A western diet — comprised of high amounts of processed meat, rice, pizza, pasta, potatoes, cake, canned fish and alcohol — wasn’t associated with an increased or decreased risk of cholecystectomies. The one food that was an exception was ham, which was linked to a higher risk.
Because the study was observational, it doesn’t prove that following the MedDiet can decrease the likelihood of gall bladder surgery or that ham can raise the risk. Moreover, since dietary information was reported only once during the study’s period, it may not accurately reflect the women’s diets that may have changed over time. Nonetheless, as the eating plan is linked to an array of health benefits, it’s not unreasonable to include gall bladder protection as one of them.
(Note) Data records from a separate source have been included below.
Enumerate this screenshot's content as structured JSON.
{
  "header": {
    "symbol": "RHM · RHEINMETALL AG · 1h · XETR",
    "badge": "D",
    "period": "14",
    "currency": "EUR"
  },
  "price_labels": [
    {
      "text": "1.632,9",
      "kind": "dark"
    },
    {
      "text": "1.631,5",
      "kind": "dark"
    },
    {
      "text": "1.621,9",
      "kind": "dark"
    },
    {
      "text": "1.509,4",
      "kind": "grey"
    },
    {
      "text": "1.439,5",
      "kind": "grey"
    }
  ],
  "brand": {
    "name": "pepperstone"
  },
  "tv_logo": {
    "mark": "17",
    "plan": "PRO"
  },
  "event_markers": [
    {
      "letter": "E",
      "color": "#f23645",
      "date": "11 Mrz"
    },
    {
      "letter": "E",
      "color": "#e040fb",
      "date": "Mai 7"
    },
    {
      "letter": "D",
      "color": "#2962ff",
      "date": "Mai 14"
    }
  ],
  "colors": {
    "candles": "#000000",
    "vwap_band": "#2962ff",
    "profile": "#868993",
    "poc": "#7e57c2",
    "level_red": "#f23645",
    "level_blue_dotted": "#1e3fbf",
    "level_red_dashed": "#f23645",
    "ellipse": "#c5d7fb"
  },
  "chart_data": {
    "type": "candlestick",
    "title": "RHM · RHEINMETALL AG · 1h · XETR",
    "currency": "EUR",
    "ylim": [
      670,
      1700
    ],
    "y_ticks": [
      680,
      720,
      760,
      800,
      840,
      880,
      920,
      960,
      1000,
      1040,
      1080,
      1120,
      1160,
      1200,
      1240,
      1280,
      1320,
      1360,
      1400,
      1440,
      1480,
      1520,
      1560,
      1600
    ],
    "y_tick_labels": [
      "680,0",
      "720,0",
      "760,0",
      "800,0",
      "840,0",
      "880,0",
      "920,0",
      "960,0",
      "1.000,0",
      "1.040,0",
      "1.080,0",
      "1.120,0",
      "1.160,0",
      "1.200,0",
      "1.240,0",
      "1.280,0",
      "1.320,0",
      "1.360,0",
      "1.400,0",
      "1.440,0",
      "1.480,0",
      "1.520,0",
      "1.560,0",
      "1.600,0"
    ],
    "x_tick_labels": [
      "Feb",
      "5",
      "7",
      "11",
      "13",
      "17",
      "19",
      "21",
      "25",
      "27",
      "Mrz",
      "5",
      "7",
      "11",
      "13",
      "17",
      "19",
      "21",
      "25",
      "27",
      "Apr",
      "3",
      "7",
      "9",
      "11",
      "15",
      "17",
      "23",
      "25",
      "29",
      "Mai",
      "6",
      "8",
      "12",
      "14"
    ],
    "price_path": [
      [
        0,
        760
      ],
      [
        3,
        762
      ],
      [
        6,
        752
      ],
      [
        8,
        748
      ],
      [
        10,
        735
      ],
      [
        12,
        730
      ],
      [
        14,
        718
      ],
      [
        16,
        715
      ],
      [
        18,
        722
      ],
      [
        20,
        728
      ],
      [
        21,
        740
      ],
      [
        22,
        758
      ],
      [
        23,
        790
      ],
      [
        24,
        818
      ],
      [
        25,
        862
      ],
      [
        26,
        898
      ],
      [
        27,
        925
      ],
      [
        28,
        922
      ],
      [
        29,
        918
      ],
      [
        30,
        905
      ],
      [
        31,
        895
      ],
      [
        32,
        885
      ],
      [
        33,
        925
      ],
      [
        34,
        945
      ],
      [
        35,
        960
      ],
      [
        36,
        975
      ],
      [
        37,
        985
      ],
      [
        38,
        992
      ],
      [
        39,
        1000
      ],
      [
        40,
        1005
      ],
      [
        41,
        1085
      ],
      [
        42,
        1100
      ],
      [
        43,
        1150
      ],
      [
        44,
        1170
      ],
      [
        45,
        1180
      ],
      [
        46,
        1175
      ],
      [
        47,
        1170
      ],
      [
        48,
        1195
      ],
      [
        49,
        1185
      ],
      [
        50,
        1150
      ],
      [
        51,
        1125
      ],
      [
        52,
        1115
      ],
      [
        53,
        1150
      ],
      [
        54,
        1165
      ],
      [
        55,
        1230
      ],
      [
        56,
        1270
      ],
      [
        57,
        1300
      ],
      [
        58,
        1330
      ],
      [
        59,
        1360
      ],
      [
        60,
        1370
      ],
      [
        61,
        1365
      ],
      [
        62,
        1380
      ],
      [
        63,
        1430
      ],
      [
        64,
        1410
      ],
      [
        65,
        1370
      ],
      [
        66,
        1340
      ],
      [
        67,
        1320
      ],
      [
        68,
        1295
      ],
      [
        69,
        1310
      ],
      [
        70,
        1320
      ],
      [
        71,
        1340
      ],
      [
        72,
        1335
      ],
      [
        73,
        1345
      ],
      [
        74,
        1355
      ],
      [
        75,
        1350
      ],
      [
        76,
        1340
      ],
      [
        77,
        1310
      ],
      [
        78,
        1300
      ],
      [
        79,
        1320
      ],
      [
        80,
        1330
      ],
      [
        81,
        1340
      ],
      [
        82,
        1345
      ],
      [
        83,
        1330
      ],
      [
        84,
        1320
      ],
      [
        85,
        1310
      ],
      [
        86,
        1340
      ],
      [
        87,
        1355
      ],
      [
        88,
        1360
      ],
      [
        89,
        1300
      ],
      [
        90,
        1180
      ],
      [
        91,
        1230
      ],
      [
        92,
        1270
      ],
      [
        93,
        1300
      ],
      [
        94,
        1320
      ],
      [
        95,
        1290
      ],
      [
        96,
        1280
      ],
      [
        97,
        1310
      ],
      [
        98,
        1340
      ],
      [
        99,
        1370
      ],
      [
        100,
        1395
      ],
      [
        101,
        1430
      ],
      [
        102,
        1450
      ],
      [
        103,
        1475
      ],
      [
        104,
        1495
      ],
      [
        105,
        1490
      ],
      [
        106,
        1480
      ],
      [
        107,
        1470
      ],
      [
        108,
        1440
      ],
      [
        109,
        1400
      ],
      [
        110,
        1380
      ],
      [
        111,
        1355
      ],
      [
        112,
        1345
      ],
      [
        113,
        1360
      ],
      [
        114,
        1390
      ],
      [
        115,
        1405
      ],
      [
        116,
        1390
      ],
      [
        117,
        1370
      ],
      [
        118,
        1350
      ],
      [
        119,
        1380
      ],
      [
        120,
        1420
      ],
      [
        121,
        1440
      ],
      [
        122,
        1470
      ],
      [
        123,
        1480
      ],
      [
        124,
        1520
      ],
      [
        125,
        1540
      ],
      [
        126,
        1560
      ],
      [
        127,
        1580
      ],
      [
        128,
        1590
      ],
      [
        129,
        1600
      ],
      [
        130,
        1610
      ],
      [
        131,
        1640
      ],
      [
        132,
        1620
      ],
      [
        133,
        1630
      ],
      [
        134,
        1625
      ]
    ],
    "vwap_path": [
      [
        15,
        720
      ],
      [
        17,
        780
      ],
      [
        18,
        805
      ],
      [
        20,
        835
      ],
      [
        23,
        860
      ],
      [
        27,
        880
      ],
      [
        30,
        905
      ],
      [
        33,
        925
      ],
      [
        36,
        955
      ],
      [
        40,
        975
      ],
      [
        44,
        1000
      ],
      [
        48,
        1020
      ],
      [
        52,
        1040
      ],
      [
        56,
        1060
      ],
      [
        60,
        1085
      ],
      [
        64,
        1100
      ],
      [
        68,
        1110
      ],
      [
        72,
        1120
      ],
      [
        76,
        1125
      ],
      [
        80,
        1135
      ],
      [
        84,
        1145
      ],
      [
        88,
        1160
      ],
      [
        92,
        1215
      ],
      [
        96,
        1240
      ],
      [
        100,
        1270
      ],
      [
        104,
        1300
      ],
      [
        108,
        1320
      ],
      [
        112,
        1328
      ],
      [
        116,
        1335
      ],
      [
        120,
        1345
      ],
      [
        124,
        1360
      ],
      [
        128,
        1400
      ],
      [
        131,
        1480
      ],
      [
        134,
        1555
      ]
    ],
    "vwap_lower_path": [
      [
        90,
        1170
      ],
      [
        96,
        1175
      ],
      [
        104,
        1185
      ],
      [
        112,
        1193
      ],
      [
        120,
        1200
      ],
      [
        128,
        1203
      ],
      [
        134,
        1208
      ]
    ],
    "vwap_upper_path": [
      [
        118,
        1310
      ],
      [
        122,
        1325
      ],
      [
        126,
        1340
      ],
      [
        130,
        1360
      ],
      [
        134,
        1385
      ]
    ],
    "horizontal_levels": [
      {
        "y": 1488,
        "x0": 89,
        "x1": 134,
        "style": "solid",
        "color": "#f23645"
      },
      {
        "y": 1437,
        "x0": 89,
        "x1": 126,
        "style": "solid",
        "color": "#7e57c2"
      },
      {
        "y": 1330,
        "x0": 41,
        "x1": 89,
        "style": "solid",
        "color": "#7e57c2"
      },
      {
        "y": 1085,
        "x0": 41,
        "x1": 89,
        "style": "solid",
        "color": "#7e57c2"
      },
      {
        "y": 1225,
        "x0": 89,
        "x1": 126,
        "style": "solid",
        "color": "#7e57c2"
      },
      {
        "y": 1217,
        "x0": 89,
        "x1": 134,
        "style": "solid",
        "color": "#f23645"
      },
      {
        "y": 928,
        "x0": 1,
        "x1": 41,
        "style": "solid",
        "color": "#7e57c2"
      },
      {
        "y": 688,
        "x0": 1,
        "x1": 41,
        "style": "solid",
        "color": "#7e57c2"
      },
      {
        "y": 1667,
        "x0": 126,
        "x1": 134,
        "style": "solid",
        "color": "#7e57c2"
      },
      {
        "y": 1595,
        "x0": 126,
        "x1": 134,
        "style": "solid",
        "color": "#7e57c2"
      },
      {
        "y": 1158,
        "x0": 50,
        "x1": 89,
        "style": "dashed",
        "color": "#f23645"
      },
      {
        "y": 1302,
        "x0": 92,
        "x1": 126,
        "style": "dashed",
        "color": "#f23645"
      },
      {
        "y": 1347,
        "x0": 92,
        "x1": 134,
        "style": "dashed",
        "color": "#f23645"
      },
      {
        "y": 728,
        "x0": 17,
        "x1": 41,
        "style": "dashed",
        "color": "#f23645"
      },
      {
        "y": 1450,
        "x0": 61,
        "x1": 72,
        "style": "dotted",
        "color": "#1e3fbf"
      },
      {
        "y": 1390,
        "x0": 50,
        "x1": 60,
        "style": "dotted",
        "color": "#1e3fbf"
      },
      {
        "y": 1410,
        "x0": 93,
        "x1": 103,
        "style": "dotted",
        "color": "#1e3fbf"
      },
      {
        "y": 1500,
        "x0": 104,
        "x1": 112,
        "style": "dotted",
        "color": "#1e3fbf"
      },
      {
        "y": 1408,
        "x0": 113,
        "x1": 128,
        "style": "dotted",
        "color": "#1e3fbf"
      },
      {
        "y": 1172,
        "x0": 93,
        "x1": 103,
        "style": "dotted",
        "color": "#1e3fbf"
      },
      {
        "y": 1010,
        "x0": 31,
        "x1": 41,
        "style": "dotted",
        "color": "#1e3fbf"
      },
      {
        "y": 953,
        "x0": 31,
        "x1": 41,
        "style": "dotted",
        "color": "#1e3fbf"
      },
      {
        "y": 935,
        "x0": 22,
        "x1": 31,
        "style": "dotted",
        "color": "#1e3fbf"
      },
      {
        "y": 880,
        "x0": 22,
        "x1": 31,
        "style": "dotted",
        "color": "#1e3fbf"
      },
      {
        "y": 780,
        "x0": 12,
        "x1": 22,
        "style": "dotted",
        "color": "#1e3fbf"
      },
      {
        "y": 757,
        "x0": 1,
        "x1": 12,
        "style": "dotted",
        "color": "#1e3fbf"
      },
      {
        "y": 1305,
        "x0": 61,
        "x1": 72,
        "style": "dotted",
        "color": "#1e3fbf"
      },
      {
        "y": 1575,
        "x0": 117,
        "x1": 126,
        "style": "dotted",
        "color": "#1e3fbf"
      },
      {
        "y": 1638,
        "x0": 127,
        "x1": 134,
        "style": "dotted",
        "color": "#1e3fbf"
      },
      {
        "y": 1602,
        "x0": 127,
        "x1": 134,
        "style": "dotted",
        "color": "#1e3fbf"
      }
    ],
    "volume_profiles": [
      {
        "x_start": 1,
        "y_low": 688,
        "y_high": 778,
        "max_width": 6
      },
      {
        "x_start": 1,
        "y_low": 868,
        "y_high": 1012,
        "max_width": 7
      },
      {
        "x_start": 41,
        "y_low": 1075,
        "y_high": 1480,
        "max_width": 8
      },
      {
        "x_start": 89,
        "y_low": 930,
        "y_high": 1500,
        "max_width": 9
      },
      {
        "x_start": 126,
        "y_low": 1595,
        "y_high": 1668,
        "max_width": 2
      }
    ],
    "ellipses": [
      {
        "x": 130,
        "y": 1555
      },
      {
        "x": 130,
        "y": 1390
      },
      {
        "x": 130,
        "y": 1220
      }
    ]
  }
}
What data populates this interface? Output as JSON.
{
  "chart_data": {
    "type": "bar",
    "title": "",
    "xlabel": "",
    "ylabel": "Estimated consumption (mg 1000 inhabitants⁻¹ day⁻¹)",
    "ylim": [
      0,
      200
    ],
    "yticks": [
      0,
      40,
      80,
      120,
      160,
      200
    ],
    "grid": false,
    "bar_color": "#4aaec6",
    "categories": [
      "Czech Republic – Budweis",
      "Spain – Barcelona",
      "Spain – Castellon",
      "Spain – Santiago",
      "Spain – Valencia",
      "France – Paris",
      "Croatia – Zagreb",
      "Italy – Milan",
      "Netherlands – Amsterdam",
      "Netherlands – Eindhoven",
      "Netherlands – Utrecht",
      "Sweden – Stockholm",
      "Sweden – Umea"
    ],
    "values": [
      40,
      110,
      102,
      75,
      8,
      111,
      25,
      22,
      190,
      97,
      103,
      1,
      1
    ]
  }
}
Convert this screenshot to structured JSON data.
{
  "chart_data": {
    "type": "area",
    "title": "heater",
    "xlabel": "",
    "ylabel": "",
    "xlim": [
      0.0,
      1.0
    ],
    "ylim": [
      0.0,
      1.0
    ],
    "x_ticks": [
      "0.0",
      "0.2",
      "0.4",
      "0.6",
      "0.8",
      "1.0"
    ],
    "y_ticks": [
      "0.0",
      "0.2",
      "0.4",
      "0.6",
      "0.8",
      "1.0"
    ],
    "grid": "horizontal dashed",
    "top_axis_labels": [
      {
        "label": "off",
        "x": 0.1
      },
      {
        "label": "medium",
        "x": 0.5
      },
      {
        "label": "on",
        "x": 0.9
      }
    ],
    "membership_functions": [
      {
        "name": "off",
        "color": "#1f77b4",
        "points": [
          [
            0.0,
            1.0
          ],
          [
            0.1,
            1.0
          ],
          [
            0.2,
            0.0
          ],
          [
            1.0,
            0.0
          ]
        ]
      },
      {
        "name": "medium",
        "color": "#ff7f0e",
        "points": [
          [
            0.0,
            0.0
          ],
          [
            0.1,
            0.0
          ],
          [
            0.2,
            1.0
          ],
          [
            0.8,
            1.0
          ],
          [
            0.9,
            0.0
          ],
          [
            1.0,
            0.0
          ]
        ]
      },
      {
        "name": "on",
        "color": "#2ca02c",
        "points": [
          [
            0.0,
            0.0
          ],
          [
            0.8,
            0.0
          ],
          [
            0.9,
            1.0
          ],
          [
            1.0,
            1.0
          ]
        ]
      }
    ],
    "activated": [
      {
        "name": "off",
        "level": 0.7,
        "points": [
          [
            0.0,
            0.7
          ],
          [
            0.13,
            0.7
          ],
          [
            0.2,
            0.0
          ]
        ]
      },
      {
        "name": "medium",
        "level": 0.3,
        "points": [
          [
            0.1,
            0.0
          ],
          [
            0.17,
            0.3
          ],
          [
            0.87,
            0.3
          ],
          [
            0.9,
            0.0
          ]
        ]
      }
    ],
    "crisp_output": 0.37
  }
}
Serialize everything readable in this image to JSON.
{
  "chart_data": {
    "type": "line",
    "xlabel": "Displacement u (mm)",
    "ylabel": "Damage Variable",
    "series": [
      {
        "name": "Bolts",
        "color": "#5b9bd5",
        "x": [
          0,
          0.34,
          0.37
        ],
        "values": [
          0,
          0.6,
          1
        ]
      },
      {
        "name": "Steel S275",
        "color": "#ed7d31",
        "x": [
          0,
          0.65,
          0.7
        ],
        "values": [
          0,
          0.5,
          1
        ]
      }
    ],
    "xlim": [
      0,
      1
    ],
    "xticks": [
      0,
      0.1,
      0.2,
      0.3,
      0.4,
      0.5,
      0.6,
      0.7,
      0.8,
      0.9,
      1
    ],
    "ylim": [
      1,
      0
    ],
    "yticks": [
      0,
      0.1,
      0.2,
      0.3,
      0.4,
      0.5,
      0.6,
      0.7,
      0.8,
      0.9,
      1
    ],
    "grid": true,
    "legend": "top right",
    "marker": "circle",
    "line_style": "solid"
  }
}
“Research links the eating plan to either prevention or reversal of conditions such as metabolic syndrome, cardiovascular disease and cancer,” added Lucille. “Studies also associate it with a reduced risk for rheumatoid arthritis, Parkinson’s, Alzheimer’s disease and even adult acne and psoriasis.
“My thoughts on the MedDiet are that sometimes it’s not just about what the diet includes but also what it excludes. What you don’t eat is as important as what you do. The body responds amazingly when inflammatory foods like sugar, trans-fats and processed items are removed.”